Questione di uomini, di scelte. Arriva un momento in cui chiudersi in un guscio non può essere la risposta, arriva un momento in cui occorre assumersi la responsabilità delle proprie azioni. Un punto di non ritorno. Spesso coincide con la fase di maggior disperazione, con i buoi ormai lontani e la contestazione pronta a traboccare in campo. Caso questo che si addice all'Inter, superficiale e dimessa di A. 

In una notte di Coppa, sinistramente simile a un mancato miracolo milanese di qualche anno fa, Mancini torna al timone e indica la via - questa volta giusta - ai suoi uomini. Dopo un inizio diffidente, anche chi guarda coglie sfumature sbiadite e si ri-avvicina - con lecita paura di mera illusione - alla squadra. Uno spettacolo - a poche ore di distanza - diametralmente opposto. 

Via al tutti dentro, dal 3-5-2 di trincea e pugnale al 4-3-3 di corsa e aggressione. Non è un'Inter che aspetta per ripartire, è un'Inter che morde per recuperare. A favorire l'assalto all'arma bianca una Juventus seconda versione, opaca come in avvio di stagione, senza fili conduttori, senza personalità in grado di fermare l'ondata di casa e dare tranquillità a seconde linee chiamate a guadagnarsi spazio. Non è un caso che balli la difesa del giovane Rugani, senza l'esperto Barzagli, non è un caso che l'inedita coppia Hernanes - Sturaro subisca l'impatto violento di Medel e Kondogbia. Un concorso di colpe, come sempre quando in un incontro c'è chi domina in senso assoluto e chi pare in campo per onor di firma. 
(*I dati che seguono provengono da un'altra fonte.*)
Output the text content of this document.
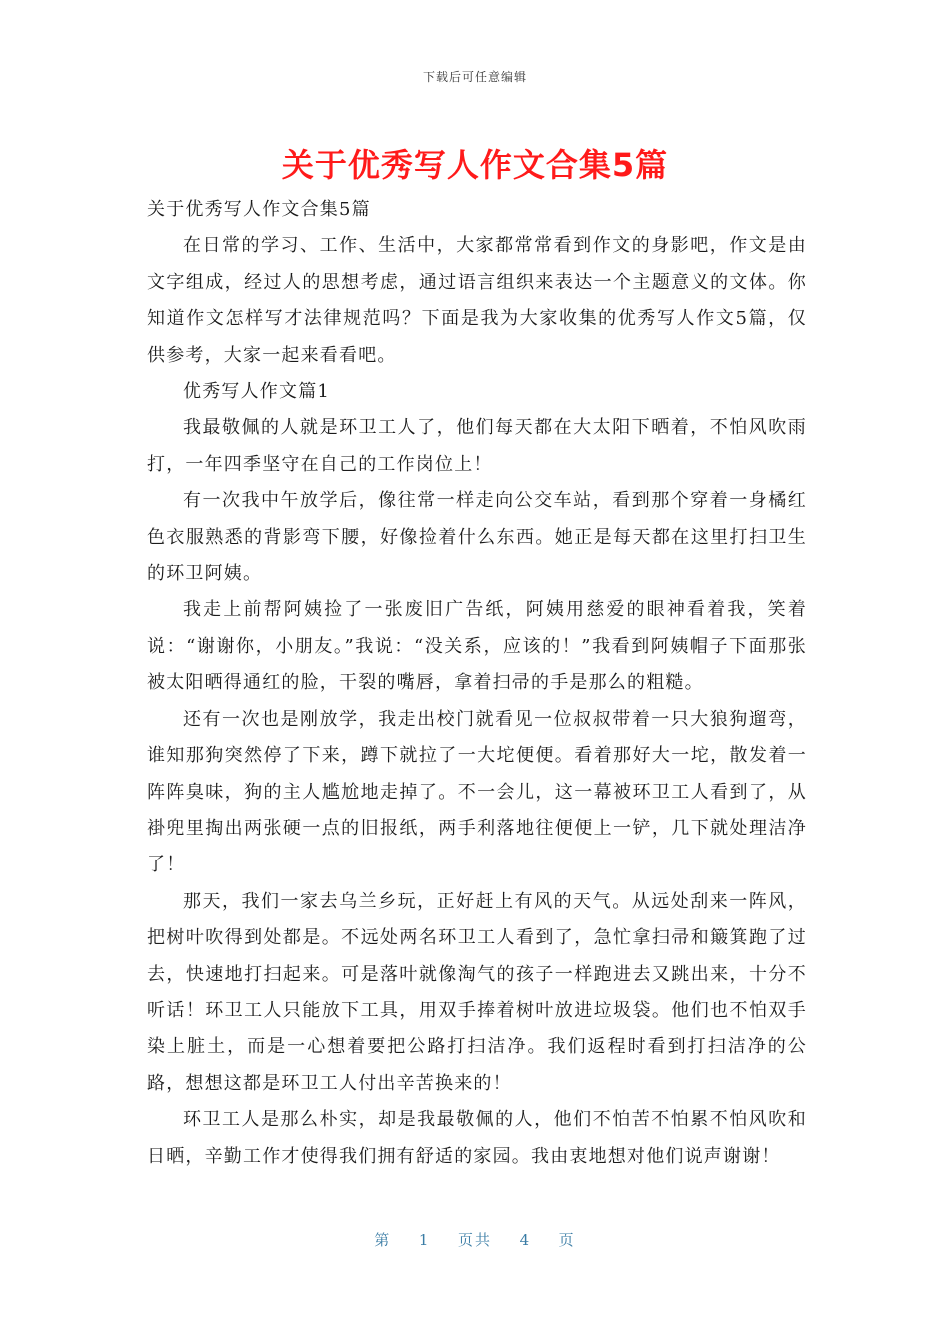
下载后可任意编辑
关于优秀写人作文合集5篇

关于优秀写人作文合集5篇

在日常的学习、工作、生活中，大家都常常看到作文的身影吧，作文是由文字组成，经过人的思想考虑，通过语言组织来表达一个主题意义的文体。你知道作文怎样写才法律规范吗？下面是我为大家收集的优秀写人作文5篇，仅供参考，大家一起来看看吧。

优秀写人作文篇1

我最敬佩的人就是环卫工人了，他们每天都在大太阳下晒着，不怕风吹雨打，一年四季坚守在自己的工作岗位上！

有一次我中午放学后，像往常一样走向公交车站，看到那个穿着一身橘红色衣服熟悉的背影弯下腰，好像捡着什么东西。她正是每天都在这里打扫卫生的环卫阿姨。

我走上前帮阿姨捡了一张废旧广告纸，阿姨用慈爱的眼神看着我，笑着说：“谢谢你，小朋友。”我说：“没关系，应该的！”我看到阿姨帽子下面那张被太阳晒得通红的脸，干裂的嘴唇，拿着扫帚的手是那么的粗糙。

还有一次也是刚放学，我走出校门就看见一位叔叔带着一只大狼狗遛弯，谁知那狗突然停了下来，蹲下就拉了一大坨便便。看着那好大一坨，散发着一阵阵臭味，狗的主人尴尬地走掉了。不一会儿，这一幕被环卫工人看到了，从褂兜里掏出两张硬一点的旧报纸，两手利落地往便便上一铲，几下就处理洁净了！

那天，我们一家去乌兰乡玩，正好赶上有风的天气。从远处刮来一阵风，把树叶吹得到处都是。不远处两名环卫工人看到了，急忙拿扫帚和簸箕跑了过去，快速地打扫起来。可是落叶就像淘气的孩子一样跑进去又跳出来，十分不听话！环卫工人只能放下工具，用双手捧着树叶放进垃圾袋。他们也不怕双手染上脏土，而是一心想着要把公路打扫洁净。我们返程时看到打扫洁净的公路，想想这都是环卫工人付出辛苦换来的！

环卫工人是那么朴实，却是我最敬佩的人，他们不怕苦不怕累不怕风吹和日晒，辛勤工作才使得我们拥有舒适的家园。我由衷地想对他们说声谢谢！

第 1 页共 4 页
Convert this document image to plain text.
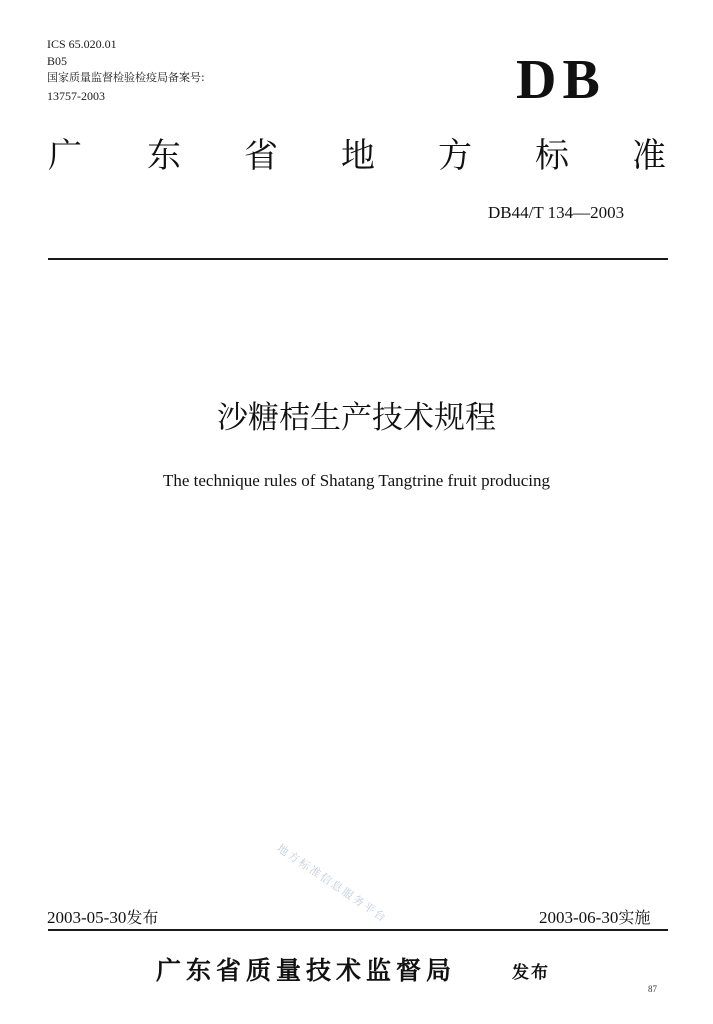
ICS 65.020.01
B05
国家质量监督检验检疫局备案号:
13757-2003	DB
广 东 省 地 方 标 准
DB44/T 134—2003
沙糖桔生产技术规程
The technique rules of Shatang Tangtrine fruit producing
地方标准信息服务平台
2003-05-30发布	2003-06-30实施
广东省质量技术监督局	发布
87
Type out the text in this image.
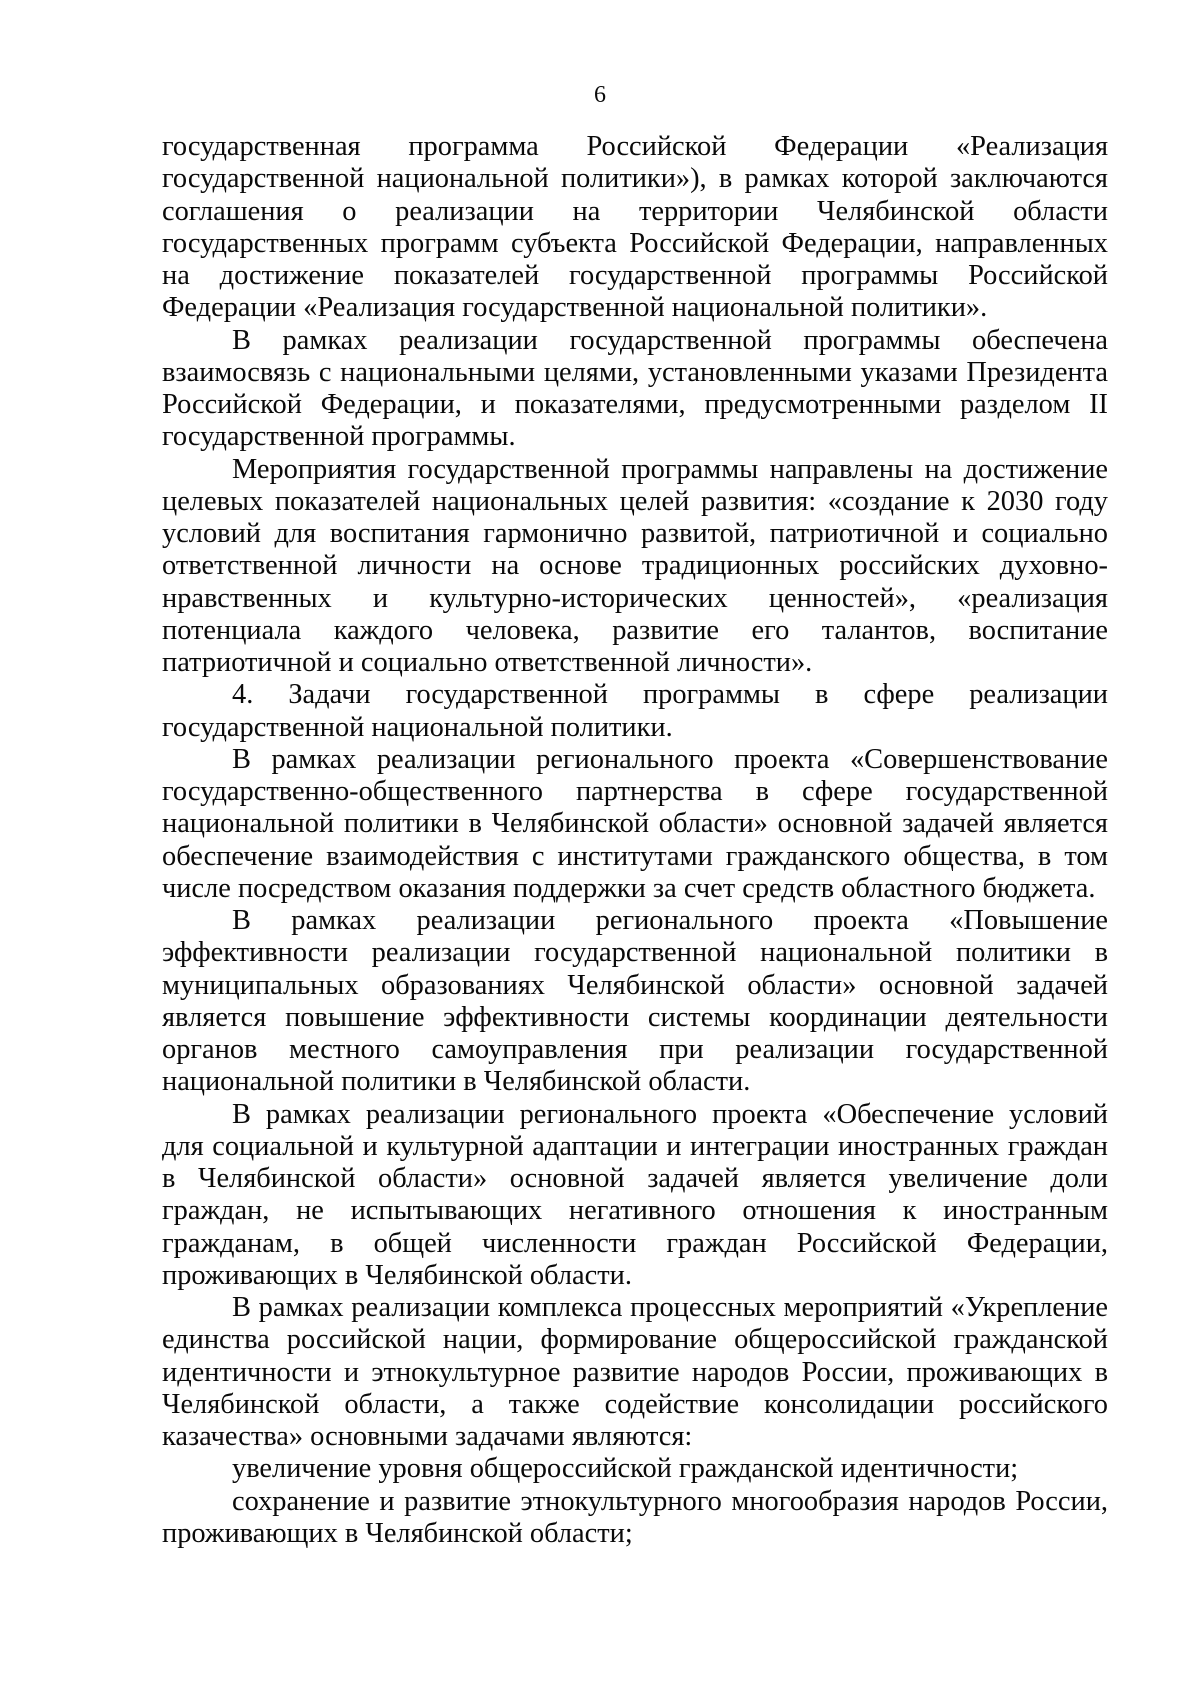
6

государственная программа Российской Федерации «Реализация государственной национальной политики»), в рамках которой заключаются соглашения о реализации на территории Челябинской области государственных программ субъекта Российской Федерации, направленных на достижение показателей государственной программы Российской Федерации «Реализация государственной национальной политики».

В рамках реализации государственной программы обеспечена взаимосвязь с национальными целями, установленными указами Президента Российской Федерации, и показателями, предусмотренными разделом II государственной программы.

Мероприятия государственной программы направлены на достижение целевых показателей национальных целей развития: «создание к 2030 году условий для воспитания гармонично развитой, патриотичной и социально ответственной личности на основе традиционных российских духовно-нравственных и культурно-исторических ценностей», «реализация потенциала каждого человека, развитие его талантов, воспитание патриотичной и социально ответственной личности».

4. Задачи государственной программы в сфере реализации государственной национальной политики.

В рамках реализации регионального проекта «Совершенствование государственно-общественного партнерства в сфере государственной национальной политики в Челябинской области» основной задачей является обеспечение взаимодействия с институтами гражданского общества, в том числе посредством оказания поддержки за счет средств областного бюджета.

В рамках реализации регионального проекта «Повышение эффективности реализации государственной национальной политики в муниципальных образованиях Челябинской области» основной задачей является повышение эффективности системы координации деятельности органов местного самоуправления при реализации государственной национальной политики в Челябинской области.

В рамках реализации регионального проекта «Обеспечение условий для социальной и культурной адаптации и интеграции иностранных граждан в Челябинской области» основной задачей является увеличение доли граждан, не испытывающих негативного отношения к иностранным гражданам, в общей численности граждан Российской Федерации, проживающих в Челябинской области.

В рамках реализации комплекса процессных мероприятий «Укрепление единства российской нации, формирование общероссийской гражданской идентичности и этнокультурное развитие народов России, проживающих в Челябинской области, а также содействие консолидации российского казачества» основными задачами являются:

увеличение уровня общероссийской гражданской идентичности;

сохранение и развитие этнокультурного многообразия народов России, проживающих в Челябинской области;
Un contrasto tra D'Ambrosio e Zaza (foto Inter.it)
Un contrasto tra D'Ambrosio e Zaza (foto Inter.it)

Sopperire alle difficoltà, con il coraggio, l'orgoglio. Distillare qua e là le piccole dosi di qualità presenti. Mancini non rinuncia, anzi pretende. Chi gioca assimila il senso, la voglia di rivincita. C'è Ljajic. Si muove tra le linee, tende all'esagerazione, in virtù di una capacità di palleggio superiore, c'è Perisic, che corre, dribbla, va su e giù, moto perpetuo, enigma senza soluzione per la corsia bianconera. Riparte dai nuovi l'Inter, dall'estate. Riparte dagli esclusi del fine settimana, non un caso. 

Brozovic si conferma tuttocampista, perché ha passo, visione, inserimento, ha tutto per diventare il punto di riferimento. Spaesato di recente, si carica assorbendo l'atmosfera milanese, è lui che spinge avanti i suoi, che li chiama fuori dalla barriera difensiva. Menzione anche per D'Ambrosio - l'accusato - un gigante centrale. 

L'esultanza di Brozovic (foto Inter.it)
L'esultanza di Brozovic (foto Inter.it)

Il finale è amaro, l'Inter non chiude quando può e crolla alla lotteria. Un legno, di Palacio, salva la Juve e ferma l'Inter. Giusto così, non tanto per quanto visto in campo, ma per quanto sprecato fin qui, prima di ieri sera. Partita che dice che creatura l'Inter può essere. Dipende da chi guida - Mancini - da chi scende in campo - i giocatori. Essere gruppo è la condizione essenziale, indicare linee guida precise, senza ribaltoni di timore e spavento, è viatico imprescindibile. Di uomini e di carattere, per una sera sul terreno, non in un romanzo, sporchi, stanchi e battuti. Può essere bello a volte.